There has been increasing attention to plant trait variation as a contributor to variation in fire behavior and fire regime. Variation across species in litter flammability and canopy flammability have been documented in many woody plants. Grasses, however, are often considered as homogeneous fuels in which any flammability differences across species are attributable to biomass differences alone and therefore of less ecological interest because biomass is hugely plastic. Recently, studies found some evidence showing that additional traits such as leaf surface area to volume ratio and canopy architecture traits also influence flammability. However, canopy architecture has only been examined on partial plant canopies. We examined effect of two canopy architecture traits on grass flammability at individual plant level by asking two questions: 1) how does total biomass influence each flammability measurement? 2) How does canopy architecture influence flammability after we account for effect of total biomass? We sampled eight grass species of short grass steppe and mixed grassland of eastern New Mexico and Texas.
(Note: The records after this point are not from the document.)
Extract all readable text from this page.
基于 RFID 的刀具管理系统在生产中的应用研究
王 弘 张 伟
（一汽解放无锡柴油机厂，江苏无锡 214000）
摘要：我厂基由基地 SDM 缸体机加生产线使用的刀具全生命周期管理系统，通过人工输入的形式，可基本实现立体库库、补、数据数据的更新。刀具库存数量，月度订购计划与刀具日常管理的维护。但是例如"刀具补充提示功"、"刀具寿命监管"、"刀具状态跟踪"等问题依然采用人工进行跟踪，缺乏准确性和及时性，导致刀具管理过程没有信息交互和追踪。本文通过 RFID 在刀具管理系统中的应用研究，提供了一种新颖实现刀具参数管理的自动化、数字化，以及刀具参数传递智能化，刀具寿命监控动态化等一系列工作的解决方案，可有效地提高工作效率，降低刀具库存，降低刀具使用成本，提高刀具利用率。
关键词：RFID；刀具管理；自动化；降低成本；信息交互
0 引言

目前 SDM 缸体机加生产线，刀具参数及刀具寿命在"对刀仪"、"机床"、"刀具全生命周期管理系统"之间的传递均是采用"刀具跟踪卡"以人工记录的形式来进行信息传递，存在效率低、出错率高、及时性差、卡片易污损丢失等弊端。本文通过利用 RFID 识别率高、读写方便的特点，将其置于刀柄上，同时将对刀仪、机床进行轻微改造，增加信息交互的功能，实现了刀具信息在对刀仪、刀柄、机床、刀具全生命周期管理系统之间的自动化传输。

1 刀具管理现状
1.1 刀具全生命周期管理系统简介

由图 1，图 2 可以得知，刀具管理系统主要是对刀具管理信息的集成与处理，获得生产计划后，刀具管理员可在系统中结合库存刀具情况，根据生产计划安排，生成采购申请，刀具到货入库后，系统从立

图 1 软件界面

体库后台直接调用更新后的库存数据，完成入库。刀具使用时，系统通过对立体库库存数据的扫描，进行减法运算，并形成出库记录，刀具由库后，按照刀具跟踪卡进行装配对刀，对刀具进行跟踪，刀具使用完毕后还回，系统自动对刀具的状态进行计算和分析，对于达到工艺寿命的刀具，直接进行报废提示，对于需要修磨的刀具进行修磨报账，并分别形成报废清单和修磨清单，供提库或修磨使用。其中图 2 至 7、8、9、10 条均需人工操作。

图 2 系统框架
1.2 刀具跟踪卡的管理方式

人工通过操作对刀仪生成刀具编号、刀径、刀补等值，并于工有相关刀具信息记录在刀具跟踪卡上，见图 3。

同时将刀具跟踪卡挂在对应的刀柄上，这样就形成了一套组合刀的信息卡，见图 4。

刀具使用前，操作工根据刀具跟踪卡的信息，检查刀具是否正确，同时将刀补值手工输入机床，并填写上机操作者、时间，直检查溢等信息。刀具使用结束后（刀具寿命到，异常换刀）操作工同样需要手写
To characterize canopy architecture, we measured biomass density and biomass ratio (the ratio of biomass above 10 cm to biomass below 10 cm relative to ground). In-door flammability experiments were performed on air-dried individual plants.
Results/Conclusions
As expected, plant biomass was the first order control of flammability measures. However, biomass density had an additional positive effect on temperature integration above 100 °C near ground, which is an important fire behavior metric predicting soil heating and meristem survival. In addition, biomass ratio negatively influenced canopy heating, which may affect fire response of coexisting woody species at a fine scale by altering the severity of canopy scorch and bole heating. These results demonstrate the potential for species-specific variation in architecture to influence local fire effects in grasses, despite broad scale fire behavior being largely driven by fuel load alone. Grass fueled fires are believed to be one of the important disturbances to maintain savannas by suppressing tree cover. However, understanding of this process is not complete because related studies tend to treat grasses as homogenous fuels, which can lead to misunderstanding if dominant species vary in flammability traits.